Anders verhält sich das mit der zuletzt stark steigenden chinesischen Nachfrage nach Kryptowährungen. Der Handelsstreit und die kürzliche Abwertung des Yuan sorgten dafür, dass offensichtlich immer mehr Investoren aus China versuchen, Gelder in Kryptowährungen umzuschichten. Dies geht aus einem gerade veröffentlichten Reuters-Bericht hervor. Demnach sollen die Umsatzvolumina an von Chinesen bevorzugten Kryptobörsen deutlich gestiegen sein. So bestätigte der Leiter der bei Chinesen beliebten Kryptoplattform OKEx, dass größere chinesische Investoren verstärkt Kryptowährungen kaufen. Dadurch reagieren sie auf die negativen Auswirkungen der US-Zölle und den sinkenden Yuan. 2017 wurde von China zwar der Betrieb von Kryptoplattformen verboten. Der Handel von chinesischen Anlegern hatte sich danach auf andere Plattformen verlagert, die zum Beispiel in Hongkong, Singapur oder Malta betrieben werden. Für die Chinesen dürfte der Kryptomarkt immer noch eine Option sein, um die strengen Kapitalkontrollen zu umgehen.

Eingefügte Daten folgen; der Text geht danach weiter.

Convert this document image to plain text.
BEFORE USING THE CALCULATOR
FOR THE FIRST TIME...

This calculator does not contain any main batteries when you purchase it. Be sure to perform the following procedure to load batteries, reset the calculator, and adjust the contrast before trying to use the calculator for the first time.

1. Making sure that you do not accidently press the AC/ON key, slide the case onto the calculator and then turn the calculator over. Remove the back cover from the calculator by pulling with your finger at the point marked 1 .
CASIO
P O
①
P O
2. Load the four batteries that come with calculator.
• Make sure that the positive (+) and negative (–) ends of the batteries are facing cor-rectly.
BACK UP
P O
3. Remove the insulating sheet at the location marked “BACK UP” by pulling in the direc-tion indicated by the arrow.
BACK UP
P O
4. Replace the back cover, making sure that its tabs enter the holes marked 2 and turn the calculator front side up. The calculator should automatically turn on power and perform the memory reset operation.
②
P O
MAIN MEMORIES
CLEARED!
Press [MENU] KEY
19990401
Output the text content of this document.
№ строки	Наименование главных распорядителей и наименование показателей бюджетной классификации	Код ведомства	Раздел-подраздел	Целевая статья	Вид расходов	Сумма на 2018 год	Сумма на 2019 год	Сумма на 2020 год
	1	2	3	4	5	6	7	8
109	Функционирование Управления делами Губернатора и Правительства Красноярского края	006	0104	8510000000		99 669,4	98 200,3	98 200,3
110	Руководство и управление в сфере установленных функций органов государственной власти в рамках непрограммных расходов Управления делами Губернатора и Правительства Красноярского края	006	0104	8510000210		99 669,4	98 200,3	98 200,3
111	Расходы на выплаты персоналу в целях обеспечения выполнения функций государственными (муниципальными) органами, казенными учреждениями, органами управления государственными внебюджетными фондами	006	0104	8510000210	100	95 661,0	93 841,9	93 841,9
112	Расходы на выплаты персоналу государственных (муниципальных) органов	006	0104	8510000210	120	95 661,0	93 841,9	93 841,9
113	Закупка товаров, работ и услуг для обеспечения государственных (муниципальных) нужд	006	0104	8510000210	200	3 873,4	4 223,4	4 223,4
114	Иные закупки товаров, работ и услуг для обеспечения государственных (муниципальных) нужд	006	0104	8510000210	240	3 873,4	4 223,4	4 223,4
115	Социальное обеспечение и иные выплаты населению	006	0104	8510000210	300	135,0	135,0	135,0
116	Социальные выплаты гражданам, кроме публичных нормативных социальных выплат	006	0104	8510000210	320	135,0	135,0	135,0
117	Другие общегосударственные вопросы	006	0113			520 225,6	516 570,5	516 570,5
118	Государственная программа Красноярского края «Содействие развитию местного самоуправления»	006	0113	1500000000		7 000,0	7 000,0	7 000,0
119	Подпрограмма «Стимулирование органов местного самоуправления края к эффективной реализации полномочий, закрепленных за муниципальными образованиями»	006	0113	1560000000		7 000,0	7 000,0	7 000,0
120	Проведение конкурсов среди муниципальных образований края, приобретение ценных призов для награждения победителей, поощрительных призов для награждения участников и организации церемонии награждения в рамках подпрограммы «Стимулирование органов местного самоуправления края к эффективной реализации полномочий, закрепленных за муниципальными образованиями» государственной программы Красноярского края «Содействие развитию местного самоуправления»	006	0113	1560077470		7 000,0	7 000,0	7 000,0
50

Es ist zwar schwer zu verifizieren, ob es wirklich eine deutlich gestiegene Nachfrage chinesischer Anleger gibt. Aufgrund der jüngsten Entwicklungen erscheint dies aber plausibel. Jedenfalls wäre die digitale Leitwährung Bitcoin der Hauptprofiteur. Auf andere in Asien beliebte Altcoins wie NEO oder OmiseGO könnte diese Entwicklung ebenfalls positive Auswirkungen haben. Diese hatten seit der Bitcoin-Hausse ab Anfang April gegenüber dem Bitcoin deutlich überproportional verloren.